I spend a good deal of time each month in the noisiest places in the world – big cities, airports, train stations, and hotels. Even where my wife Kayla and I live in Montana on a quiet and fairly out of the way street, with no street lights and little traffic, the hum of the refrigerator or distant trains pulling box cars up the pass can be heard. It’s nearly impossible to find quiet in our everyday lives.
Last week, while spending the last of the holiday season on American Prairie Reserve, Kayla and I walked or skied across miles of untracked, soft snow. This is incredibly silent territory, where sound, if there is any, is instantly absorbed by the endless undulating landscape. We were looking for cougars, elk, mule deer, and coyotes, and we also spotted Golden and bald eagles, corvids, and the song birds that stay on the grasslands (unlike their migratory friends) and thrive in temperatures sometimes reaching forty below zero.
In the past twelve years, I’ve made many winter trips to this area of the Reserve and every time, when the wind calms, I’m still caught off guard by the lack of sound, any sound, for miles. It’s stunning to experience, combining a sense of wonder, worry and contentment all at the same time.
American Prairie Reserve could be one of the quietest places in North America, maybe the world — no easy feat in a world as crowded, busy, and technologically advanced as ours.

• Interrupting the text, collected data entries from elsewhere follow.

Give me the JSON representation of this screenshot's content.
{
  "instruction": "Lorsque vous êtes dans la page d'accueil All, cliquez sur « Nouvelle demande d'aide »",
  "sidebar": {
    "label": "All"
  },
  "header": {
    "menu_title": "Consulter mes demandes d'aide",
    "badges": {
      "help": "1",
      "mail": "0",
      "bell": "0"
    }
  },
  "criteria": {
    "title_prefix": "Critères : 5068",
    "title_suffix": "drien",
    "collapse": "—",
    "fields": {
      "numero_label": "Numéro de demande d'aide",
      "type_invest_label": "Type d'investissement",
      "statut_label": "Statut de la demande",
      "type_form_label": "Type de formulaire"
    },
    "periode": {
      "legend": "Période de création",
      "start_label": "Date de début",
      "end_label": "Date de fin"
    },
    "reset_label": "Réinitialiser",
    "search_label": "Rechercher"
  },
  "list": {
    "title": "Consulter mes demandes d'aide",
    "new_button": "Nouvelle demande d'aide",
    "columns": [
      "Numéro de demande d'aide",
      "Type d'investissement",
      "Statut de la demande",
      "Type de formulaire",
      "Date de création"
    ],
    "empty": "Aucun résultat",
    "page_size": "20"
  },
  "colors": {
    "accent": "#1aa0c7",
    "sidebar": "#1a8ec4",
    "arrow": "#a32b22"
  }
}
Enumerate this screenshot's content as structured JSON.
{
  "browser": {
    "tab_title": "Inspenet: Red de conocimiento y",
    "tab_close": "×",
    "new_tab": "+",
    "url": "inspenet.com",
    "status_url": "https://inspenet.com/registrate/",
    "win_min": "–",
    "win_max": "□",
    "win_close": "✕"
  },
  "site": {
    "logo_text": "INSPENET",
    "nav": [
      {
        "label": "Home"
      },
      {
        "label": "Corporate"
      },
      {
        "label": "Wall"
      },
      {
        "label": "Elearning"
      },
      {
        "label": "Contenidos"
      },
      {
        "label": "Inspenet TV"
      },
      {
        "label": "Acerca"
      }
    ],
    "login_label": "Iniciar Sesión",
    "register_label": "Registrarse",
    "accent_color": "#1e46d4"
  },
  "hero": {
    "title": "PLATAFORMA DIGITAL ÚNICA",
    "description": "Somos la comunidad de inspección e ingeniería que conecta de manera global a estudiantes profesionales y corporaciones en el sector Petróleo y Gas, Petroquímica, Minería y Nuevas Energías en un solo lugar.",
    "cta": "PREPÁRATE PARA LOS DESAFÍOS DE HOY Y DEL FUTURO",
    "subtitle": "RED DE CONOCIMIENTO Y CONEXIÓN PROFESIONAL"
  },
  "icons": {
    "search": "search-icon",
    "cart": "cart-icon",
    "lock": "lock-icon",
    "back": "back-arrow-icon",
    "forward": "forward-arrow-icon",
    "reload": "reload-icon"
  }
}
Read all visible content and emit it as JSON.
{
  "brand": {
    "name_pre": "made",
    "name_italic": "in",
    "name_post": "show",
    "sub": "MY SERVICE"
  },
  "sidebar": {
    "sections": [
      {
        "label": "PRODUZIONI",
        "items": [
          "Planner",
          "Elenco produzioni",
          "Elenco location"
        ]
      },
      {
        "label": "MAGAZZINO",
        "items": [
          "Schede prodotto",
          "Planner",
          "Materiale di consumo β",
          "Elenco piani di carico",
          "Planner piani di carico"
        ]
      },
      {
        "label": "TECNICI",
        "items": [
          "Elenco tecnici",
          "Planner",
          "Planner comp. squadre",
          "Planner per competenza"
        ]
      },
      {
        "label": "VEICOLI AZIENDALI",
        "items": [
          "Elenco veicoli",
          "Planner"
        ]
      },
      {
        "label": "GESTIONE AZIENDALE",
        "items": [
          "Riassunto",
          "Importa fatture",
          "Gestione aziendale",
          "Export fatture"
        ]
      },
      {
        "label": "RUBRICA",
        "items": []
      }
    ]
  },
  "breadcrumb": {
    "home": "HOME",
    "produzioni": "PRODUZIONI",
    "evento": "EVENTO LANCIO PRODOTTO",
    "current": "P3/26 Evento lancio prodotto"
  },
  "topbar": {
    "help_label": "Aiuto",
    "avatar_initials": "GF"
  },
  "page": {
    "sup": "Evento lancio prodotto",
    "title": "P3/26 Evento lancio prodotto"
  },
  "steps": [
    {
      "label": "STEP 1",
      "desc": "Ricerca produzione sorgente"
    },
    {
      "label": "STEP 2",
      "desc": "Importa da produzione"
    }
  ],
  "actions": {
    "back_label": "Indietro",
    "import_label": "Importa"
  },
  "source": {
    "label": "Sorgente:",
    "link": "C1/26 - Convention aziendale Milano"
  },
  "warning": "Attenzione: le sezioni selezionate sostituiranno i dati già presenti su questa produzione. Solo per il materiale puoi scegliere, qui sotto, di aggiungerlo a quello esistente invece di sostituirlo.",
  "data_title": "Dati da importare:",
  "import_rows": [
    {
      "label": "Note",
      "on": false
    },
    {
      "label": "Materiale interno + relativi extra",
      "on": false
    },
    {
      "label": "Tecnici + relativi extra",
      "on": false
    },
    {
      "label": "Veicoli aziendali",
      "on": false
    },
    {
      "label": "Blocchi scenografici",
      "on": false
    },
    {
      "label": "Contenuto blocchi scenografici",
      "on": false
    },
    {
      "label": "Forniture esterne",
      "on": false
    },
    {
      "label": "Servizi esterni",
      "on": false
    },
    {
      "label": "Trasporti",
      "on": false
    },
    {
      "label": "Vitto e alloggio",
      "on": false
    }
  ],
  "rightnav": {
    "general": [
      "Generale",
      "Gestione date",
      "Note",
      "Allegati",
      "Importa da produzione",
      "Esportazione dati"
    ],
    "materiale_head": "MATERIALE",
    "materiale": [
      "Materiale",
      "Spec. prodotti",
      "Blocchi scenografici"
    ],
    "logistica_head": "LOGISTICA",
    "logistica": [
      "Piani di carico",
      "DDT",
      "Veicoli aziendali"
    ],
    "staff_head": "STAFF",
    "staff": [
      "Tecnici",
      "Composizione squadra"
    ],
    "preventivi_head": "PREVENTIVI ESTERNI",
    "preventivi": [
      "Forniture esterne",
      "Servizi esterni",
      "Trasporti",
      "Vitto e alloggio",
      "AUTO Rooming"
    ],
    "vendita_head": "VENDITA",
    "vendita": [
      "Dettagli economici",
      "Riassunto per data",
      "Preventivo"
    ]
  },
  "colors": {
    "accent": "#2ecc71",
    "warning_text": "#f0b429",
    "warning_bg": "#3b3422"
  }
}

Naturally quiet places are endangered these days (see Gordon Hempton’s work to find out more about the places that are still quiet) but sound is arguably our most used sense. We can’t turn it off, and in noisy environments, we experience higher stress and inability to concentrate. Pure quiet is a soothing balm for our hectic lives, and it’s important that we seek out these places from time to time.
Kayla and I are looking forward to another winter trip to the Reserve this year, where snow and an extraordinary quiet blanket the remote landscape of the Northern Plains.